No one is complaining that people want to take pictures with penguins. (AFAIK anyway.) The problem is that the penguins are brought into a huge bustling conference hall full of light and noise, housed in tiny sparse cages, and generally not treated with the respect they deserve as cute creatures. Besides, if they have enough money to help environmental causes, more power to them.
Gates' Law: Every 18 months, the speed of software halves.
So... maybe. Or is this just another "call it open and sucker people into working on your project" scam?
The IIS-ASP-COM combo may not be a perfect world, especially at the MTS layer, but you can't say it isn't usable at the high end. I'm sure Dell, barnesandnoble.com and the major MSN affiliates would be surprised to hear that you can't build some typical types of high-volume dynamic sites with it.
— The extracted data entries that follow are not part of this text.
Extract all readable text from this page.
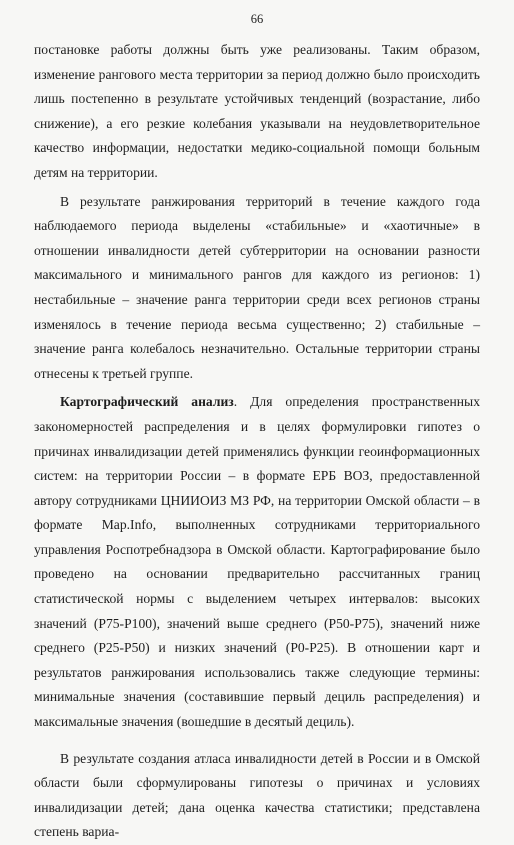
66

постановке работы должны быть уже реализованы. Таким образом, изменение рангового места территории за период должно было происходить лишь постепенно в результате устойчивых тенденций (возрастание, либо снижение), а его резкие колебания указывали на неудовлетворительное качество информации, недостатки медико-социальной помощи больным детям на территории.

В результате ранжирования территорий в течение каждого года наблюдаемого периода выделены «стабильные» и «хаотичные» в отношении инвалидности детей субтерритории на основании разности максимального и минимального рангов для каждого из регионов: 1) нестабильные – значение ранга территории среди всех регионов страны изменялось в течение периода весьма существенно; 2) стабильные – значение ранга колебалось незначительно. Остальные территории страны отнесены к третьей группе.

Картографический анализ. Для определения пространственных закономерностей распределения и в целях формулировки гипотез о причинах инвалидизации детей применялись функции геоинформационных систем: на территории России – в формате ЕРБ ВОЗ, предоставленной автору сотрудниками ЦНИИОИЗ МЗ РФ, на территории Омской области – в формате Map.Info, выполненных сотрудниками территориального управления Роспотребнадзора в Омской области. Картографирование было проведено на основании предварительно рассчитанных границ статистической нормы с выделением четырех интервалов: высоких значений (Р75-Р100), значений выше среднего (Р50-Р75), значений ниже среднего (Р25-Р50) и низких значений (Р0-Р25). В отношении карт и результатов ранжирования использовались также следующие термины: минимальные значения (составившие первый дециль распределения) и максимальные значения (вошедшие в десятый дециль).

В результате создания атласа инвалидности детей в России и в Омской области были сформулированы гипотезы о причинах и условиях инвалидизации детей; дана оценка качества статистики; представлена степень вариа-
Sure, the range of scaling, clustering and load-balancing approaches you can take are constrained and sometimes not pretty, but that's not the same as saying there aren't any. And presenting a seamless 24/7 face to the world may require more sweat, but there are sites that manage it, give or take a few multi-hour outages (salve Web TurboTax).
No, I probably wouldn't do a 100%-Microsoft realtime airline ticketing system, or something involving terabytes of filesystem storgae (read: Hotmail). Nor would I recommend it to a company that sets very high uptime requirements, or to any company that doesn't already have a very high NT committment in place. But even though it invites some headaches, a shop that has a heavy investment in NT infrastructure and skills and nothing on the Unix side can often do what it needs with the MS approach, as long as you understand there are brick walls you will run into if you try to do certain things.
[N.B.: Yes, I know much of Web Turbotax was built largely out of ISAPI DLLs, not so much with ASP and MTS.. but the most notorious outage they had was elsewhere.]